Люди толпятся вокруг стула. К стулу привязано множество веревок. Это культ. Культ поджигателей. Культ огня. Пение птиц. Мы не сможем ему противостоять, ибо придет…
Пение птиц. Мы повторяем одно и то же – из века в век, из раза в раз. И только зловещая Луна влюблена в муки тех, кто слоняется по свету, осознавая правду, ощутив ее на себе. Вода вокруг отравлена, почва смертельно ядовита, на берег выбросилось самое большое млекопитающее. Пение птиц.
И только зловещая Луна сейчас отбрасывает миллионы своих копий на морскую гладь, кажется, совсем не волнующуюся. Ей не о чем беспокоиться. Огонь появляется в этом мире всегда – когда сгорят те, ради кого он разводился, то он потухнет. И на ветер пустят лишь золу. И тонны мертвой рыбы, гниющей и разлагающейся валяется на берегу.
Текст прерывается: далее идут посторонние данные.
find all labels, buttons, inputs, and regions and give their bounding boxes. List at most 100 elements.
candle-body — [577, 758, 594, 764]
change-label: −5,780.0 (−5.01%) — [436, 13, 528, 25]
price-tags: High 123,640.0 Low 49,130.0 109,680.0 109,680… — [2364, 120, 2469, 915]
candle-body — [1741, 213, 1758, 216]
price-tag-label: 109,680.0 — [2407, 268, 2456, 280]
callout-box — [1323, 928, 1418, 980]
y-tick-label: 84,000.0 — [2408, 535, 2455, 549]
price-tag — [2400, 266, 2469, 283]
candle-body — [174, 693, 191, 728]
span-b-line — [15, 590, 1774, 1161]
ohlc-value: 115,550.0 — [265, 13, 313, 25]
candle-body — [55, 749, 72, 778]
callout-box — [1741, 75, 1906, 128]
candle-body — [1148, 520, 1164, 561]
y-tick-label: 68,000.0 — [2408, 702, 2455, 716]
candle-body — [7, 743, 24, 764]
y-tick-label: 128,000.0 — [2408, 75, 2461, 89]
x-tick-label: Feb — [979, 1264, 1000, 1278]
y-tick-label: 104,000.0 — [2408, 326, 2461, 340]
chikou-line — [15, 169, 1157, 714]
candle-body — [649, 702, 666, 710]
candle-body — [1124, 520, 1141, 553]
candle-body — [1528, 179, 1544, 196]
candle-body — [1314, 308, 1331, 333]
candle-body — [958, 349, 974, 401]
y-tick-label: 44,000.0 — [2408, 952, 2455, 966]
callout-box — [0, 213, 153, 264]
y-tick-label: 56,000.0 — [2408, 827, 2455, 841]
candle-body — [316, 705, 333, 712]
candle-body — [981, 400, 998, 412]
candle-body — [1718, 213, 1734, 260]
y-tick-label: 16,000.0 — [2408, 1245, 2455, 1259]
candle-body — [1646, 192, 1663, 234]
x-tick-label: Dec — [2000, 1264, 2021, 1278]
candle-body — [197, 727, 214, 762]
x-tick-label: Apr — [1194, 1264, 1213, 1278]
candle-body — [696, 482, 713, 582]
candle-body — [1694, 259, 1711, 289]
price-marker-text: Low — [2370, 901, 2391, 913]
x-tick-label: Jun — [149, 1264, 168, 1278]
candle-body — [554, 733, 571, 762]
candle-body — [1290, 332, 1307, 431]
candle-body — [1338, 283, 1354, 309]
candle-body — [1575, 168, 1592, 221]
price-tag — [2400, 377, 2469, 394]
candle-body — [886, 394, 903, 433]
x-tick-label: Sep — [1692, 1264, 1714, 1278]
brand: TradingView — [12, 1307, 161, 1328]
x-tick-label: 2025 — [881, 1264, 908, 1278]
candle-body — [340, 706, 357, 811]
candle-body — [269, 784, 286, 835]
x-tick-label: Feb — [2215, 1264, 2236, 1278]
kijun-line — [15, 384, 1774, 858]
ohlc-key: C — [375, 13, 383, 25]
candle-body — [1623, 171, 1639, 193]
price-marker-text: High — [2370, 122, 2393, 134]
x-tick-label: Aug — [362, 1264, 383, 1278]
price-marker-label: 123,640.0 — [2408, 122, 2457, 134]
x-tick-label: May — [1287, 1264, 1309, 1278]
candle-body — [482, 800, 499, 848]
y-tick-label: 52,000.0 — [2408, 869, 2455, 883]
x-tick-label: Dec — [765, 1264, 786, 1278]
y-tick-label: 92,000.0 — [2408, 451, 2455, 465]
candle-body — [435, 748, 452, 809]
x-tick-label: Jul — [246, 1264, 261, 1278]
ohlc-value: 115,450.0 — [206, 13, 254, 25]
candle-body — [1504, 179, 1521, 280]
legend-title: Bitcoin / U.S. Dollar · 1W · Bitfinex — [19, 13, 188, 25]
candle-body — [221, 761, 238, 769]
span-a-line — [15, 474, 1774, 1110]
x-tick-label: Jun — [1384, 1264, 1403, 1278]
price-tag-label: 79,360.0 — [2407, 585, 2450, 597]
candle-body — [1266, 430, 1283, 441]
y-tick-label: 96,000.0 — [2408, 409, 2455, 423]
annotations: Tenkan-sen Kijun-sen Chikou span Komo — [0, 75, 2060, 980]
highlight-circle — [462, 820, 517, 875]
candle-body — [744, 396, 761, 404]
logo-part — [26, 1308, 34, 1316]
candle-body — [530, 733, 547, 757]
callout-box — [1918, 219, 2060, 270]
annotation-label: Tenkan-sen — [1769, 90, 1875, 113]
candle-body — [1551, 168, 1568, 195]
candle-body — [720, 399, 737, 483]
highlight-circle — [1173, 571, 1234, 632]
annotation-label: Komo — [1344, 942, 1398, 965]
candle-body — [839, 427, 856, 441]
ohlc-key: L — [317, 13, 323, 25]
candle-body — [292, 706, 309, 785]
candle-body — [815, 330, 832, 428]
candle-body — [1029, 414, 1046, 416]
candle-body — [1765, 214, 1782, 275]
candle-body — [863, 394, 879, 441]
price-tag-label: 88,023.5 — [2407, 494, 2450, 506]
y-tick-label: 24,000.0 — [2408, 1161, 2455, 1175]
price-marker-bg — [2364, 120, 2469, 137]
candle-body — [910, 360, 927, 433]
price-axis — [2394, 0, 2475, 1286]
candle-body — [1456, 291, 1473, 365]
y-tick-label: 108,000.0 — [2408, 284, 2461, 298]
Также сейчас, где-то в земле лежит он. Съеденный мраком, побежденный разрухой и хаосом валяется он. Потерявший свой цвет человек.
— Ты должен воскресить Феликса. Обязан это сделать.
— Ради чего мне спорить со Вселенной? Он мертв, и должен оставаться мертвым.
— Ибо если начнется Рагнарек, то сорвется со своей нерушимой цепи Великий Волк Фенрир и проглотит Солнце, и настанет вечная холодная, жгучая тьма, — старший сержант поднял вверх голову. С нее свалилась фуражка. Пение птиц. Пение птиц. Как необычайно много вылилось крови с него, такого маленького, такого слабенького человечка с таким бледным лицом, с такими запавшими глазами, с такими медленными движениями. Пение птиц. Он тоже теряет свой цвет.
— И шерсть его будет белее белого?… – ужас застыл на лице некроманта, никогда раньше он не выглядел настолько испуганным. Вся его длинная, по человеческим меркам, жизнь промелькнула у него перед глазами как одно мгновение.
За окном также стоял густой мрак, кое-где прорезавшийся прожекторами, лишь выхватывающими из темноты объекты нашего мира. Также в легкие набивалась эта липучая, противная тьма, а где-то вдалеке тихо пели, поскрипывая птицы. Огонь уже потух, осталась лишь горячая зола. Пение птиц. Нескончаемая ночь подходила к своему концу.